Potatoes of Kabul

Alu Kabli is one of my very favorite quick Indian dishes.  It’s street food  – something mothers in Kolkata might prefer their sons not eat on the way home from school. But I don’t think that ever stopped K.M.

Like me, K.M.  learned to cook more from books than from his family.  But when we make Indian food – Bengali food in particular, he has the great advantage of knowing what it should taste like. And that gives him final right of approval over any recipe we try out. And 10 years after we first made these potatoes, we both still love them.

Our recipe for this tangy potato dish has evolved from one I originally found in Bharti Kirchner ‘s book, The Healthy Cuisine of India. (It’s a fabulous book,  actually a collection of Bengali recipes.  Kirchner,  who lives in Seattle and is also a novelist, has a talent for writing clear, simple recipes.) Over the years we’ve made the spices a little bit bolder and increased the amount of chickpeas in our formula.

It’s a testament  to the taste of Alu Kabli that I will gladly peel potatoes or stem cilantro for this dish – two tasks that I can hardly ever be bothered to do for other recipes.

Many of the alu Kabli recipes  I’ve seen online lack the most important ingredient; black salt or kala namak.  I wouldn’t  make alu Kabli without it.

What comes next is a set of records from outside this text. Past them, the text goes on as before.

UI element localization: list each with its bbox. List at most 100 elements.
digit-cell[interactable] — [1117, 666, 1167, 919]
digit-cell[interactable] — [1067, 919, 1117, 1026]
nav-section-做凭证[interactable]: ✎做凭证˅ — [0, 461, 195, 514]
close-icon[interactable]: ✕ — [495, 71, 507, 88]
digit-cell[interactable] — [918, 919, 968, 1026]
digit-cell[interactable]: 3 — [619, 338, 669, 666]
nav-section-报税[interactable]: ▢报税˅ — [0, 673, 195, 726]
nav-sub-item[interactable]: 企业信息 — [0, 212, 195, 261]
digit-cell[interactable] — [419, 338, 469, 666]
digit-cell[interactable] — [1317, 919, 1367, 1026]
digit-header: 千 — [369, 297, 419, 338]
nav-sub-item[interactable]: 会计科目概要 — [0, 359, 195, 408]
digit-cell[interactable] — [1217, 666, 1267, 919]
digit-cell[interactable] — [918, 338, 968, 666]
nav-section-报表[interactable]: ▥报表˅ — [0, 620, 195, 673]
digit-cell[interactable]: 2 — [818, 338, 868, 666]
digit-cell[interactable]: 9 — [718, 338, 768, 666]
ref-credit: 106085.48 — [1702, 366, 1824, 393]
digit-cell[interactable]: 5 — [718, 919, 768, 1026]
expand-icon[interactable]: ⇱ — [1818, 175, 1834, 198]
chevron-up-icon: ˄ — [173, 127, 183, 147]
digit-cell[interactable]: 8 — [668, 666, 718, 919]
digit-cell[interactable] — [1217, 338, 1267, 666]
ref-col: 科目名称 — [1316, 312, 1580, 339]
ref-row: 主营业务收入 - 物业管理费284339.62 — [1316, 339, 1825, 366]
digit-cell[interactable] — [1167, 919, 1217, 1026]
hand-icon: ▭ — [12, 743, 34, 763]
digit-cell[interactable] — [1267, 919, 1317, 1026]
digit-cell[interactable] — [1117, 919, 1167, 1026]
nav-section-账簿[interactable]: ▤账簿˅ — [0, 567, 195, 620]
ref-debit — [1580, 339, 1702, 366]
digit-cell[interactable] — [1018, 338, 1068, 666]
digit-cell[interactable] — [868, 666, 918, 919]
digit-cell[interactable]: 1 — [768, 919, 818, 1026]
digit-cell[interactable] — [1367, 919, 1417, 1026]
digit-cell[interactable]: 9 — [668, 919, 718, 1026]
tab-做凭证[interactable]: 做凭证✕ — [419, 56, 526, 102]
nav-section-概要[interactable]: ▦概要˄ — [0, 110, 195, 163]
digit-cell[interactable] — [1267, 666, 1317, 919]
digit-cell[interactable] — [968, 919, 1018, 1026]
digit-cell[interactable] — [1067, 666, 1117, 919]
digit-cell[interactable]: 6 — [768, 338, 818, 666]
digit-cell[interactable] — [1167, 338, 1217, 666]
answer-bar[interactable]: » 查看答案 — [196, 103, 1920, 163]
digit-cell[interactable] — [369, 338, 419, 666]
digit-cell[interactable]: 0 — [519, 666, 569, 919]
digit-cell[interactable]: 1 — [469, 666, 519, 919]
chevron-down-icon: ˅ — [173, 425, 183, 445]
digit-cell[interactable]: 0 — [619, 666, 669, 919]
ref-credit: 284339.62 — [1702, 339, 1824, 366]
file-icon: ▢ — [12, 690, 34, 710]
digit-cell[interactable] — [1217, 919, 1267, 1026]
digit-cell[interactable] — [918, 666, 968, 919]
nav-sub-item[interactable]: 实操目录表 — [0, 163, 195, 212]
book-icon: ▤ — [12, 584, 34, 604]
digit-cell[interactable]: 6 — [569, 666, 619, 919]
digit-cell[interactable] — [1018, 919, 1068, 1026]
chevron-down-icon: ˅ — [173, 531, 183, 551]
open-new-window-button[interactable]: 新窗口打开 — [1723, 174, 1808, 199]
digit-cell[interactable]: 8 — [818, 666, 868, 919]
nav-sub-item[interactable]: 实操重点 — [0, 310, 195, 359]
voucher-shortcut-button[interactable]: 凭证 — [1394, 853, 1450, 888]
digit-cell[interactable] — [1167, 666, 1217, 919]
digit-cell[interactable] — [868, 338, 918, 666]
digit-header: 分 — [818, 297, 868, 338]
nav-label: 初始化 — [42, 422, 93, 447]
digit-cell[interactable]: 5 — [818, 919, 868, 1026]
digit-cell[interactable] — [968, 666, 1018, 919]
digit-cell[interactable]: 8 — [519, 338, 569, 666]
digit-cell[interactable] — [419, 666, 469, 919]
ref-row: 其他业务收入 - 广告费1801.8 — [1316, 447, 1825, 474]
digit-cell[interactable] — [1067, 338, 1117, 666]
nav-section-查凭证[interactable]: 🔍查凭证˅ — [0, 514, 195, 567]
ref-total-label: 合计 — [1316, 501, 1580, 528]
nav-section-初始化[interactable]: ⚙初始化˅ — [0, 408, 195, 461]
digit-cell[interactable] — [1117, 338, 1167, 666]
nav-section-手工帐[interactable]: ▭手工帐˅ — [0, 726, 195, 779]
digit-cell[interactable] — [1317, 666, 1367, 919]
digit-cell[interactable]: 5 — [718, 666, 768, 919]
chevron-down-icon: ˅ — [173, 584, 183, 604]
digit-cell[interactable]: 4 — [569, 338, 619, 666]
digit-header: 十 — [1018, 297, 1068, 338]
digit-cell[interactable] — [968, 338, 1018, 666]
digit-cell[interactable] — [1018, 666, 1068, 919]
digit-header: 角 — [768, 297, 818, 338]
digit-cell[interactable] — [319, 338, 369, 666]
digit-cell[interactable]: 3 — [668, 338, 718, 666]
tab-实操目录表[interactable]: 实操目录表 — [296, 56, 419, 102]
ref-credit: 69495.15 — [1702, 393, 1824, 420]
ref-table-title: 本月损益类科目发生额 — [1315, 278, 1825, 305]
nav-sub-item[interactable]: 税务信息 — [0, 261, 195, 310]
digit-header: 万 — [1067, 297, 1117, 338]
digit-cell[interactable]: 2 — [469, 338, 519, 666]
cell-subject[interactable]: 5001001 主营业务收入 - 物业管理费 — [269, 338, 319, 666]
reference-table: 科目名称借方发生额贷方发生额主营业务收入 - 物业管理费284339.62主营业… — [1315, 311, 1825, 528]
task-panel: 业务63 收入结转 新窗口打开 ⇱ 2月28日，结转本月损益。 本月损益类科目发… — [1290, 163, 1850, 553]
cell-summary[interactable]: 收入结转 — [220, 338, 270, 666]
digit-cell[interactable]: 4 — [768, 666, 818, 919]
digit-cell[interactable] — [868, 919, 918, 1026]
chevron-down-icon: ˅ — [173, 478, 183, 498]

Too much can be overpowering  – at least to me – I’ve tried Masala Coke in Kolkata, and I just can’t go there, but handled carefully, it is a refreshing flavor and at the same time, adds an earthy element. It has a subtle sulfur flavor; I mean that in a good way.

Kala Namak is an unrefined  mineral  salt  -very different from Hawaiian black salt – and there really isn’t a substitute. But it’s pretty easy to find. World Spice Merchant in Seattle is my favorite source, but many Indian grocery stores carry this fine pink powder.  (Why pink? Apparently the salt crystals are black when whole and pink when ground. ) According to  Ayurvedic  medicine black salt is cooling and good for digestion.

Which is good thing, because whenever we make alu Kabli, I always eat too much. I’ve served it as a side dish, as a main dish and as an appetizer and it is always a hit.  When I made it earlier this week, I used Mayer Lemons  – mainly because these lemons are local, but I still think limes provide the most authentic tang. Potatoes and chick peas – who knew how great they’d be together? Everyone in Kabul, apparently.